Bakchen4 805 Birgit Hupfeld uDüstere Feier: Antje Prust (vorn im Ganzkörperanzug) im Kreise der dionyischen Jugend © Birgit Hupfeld

Dionysos hat sich mit der jungen Generation verschwistert. Nicht rationale Ordnung gegen ein blumig-buntes Chaos (oder nur ein bisschen), nicht die Angst vor allem Weiblich-Wilden, hier ist der Konflikt ein Kommunikationsproblem, ein Nicht-Wahrnehmen des anderen. "Ich bin die Vielfalt des Kosmos" verkündet Dionysos am Ende mit dem Philosophen und Queer-Theoretiker Preciado. Aber viele Worte verlieren sich an diesem Abend im Bilderrauschen.

 

Bakchen – die verlorene Generation
nach Euripides
in einer Fassung von Sabine Reich
Regie: Julia Wissert; Bühne und Video: Nicole Marianna Wytyczak; Kostüm: Mascha Mihoa Bischoff; Musik: Yotam Schlezinger; Choreografie: Keelan Whitmore; Videotechnik und Live-Kamera: Tobias Hoeft, Daniela Sülwold; Dramaturgie: Sabine Reich; Licht: Sibylle Stuck.
Mit: Antje Prust, Valentina Schüler, Adi Hrustemović, Alexander Darkow sowie als Kinder die Physical Theatre Student*innen der Folkwang Universität der Künste: Milena Cestao Kolbowski, Akasha Daley, Melanie Geldner, Goa-Louisa Kollewijn, Meret König, Gaia Pellegrini, Juliette Roussennac, Valentin Schwerdfeger, Carla Wyrsch.
Premiere: 17. September 2022
Dauer: 1 Stunde 20 Minuten, keine Pause

www.theaterdo.de

Kritikenrundschau

Intendantin und Regisseurin Julia Wissert setze "stärker als zuvor (...) auf die Klassiker-Karte", bilanziert Sven Westernströer die Dortmunder Spielzeiteröffnung in der WAZ (18.9.2022), wo nach dem "Woyzeck" nun die "Bakchen" folgen. Distanz sei "garantiert das Letzte, was die Regisseurin mit diesem Abend erreichen möchte". Wisserts Inszenierung strotzer "vor farbenfrohen Bildern, satten Beats und pulsierendem Licht". Videoanimationen und die sich dauernd bewegende Drehbühne seien "eine Augenweide". Wissert gehe "etwas couragierter als bislang gesehen zu Werke" und die Schauspieler:innen – vor allem die vom Rezensenten besonders hervorgehobene Antje Prust – folgten ihr auf diesem Weg "bereitwillig". 
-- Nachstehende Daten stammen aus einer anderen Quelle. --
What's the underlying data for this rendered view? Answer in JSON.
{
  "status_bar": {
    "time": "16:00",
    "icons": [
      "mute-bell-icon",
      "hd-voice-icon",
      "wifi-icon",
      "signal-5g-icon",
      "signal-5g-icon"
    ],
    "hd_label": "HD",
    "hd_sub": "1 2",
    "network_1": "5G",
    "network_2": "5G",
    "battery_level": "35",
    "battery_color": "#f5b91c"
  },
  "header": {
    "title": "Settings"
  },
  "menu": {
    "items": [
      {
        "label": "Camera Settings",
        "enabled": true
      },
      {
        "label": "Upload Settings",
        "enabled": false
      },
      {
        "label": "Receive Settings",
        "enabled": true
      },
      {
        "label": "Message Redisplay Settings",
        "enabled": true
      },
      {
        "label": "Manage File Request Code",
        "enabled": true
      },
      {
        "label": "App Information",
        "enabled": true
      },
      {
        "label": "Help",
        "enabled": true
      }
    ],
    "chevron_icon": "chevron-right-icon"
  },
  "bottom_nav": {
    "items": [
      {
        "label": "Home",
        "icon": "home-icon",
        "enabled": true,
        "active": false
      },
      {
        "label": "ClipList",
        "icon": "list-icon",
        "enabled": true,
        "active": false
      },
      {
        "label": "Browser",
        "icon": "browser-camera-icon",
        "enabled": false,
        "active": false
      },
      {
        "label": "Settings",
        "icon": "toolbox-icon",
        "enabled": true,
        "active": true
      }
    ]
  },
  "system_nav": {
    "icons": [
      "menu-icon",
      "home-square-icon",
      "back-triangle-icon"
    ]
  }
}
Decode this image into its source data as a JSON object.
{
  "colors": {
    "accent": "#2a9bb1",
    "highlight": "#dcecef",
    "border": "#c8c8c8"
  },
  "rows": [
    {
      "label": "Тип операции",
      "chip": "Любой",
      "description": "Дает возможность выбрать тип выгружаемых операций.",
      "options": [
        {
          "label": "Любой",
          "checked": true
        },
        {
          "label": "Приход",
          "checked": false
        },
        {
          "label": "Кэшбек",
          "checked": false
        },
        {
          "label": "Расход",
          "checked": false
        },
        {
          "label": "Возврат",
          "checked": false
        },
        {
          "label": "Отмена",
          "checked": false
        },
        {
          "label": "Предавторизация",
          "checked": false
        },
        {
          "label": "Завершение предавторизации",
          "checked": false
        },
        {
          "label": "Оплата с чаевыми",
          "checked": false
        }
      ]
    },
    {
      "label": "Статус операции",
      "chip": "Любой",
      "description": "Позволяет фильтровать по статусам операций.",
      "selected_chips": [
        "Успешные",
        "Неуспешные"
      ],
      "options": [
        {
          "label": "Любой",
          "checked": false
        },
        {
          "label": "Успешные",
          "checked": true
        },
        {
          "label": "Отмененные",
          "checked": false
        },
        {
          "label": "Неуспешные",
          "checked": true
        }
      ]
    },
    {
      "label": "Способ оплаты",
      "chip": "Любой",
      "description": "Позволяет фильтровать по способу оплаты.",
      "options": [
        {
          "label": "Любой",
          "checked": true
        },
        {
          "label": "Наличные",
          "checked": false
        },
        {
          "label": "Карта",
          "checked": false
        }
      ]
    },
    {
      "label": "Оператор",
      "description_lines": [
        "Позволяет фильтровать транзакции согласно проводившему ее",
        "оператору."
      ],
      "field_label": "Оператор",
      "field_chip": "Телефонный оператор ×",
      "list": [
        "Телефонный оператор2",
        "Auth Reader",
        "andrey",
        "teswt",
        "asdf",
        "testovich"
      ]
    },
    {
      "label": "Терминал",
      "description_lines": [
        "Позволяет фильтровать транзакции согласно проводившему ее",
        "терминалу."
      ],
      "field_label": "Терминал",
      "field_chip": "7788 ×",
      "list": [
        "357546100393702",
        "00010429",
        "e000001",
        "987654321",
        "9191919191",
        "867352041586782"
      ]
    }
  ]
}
Dramaturgin Sabine Reich habe "den antiken Text klug mit Teilen eines Depressionstagebuches von Nikxxo kombiniert", um den "Konflikt von einsamen Kindern und desinteressierten Eltern" herauszuarbeiten, schreibt Bettina Jäger in den Ruhr Nachrichten (18.9.2022). Das sei "deutlich zeitgemäßer". "Fatal" hingegen sei "das allzu
liebe Bühnenbild von Nicole Marianna Wytyczak, das ein Ausbund an Harmlosigkeit ist". So werde dem Stück letztlich "alle Drastik ausgetrieben".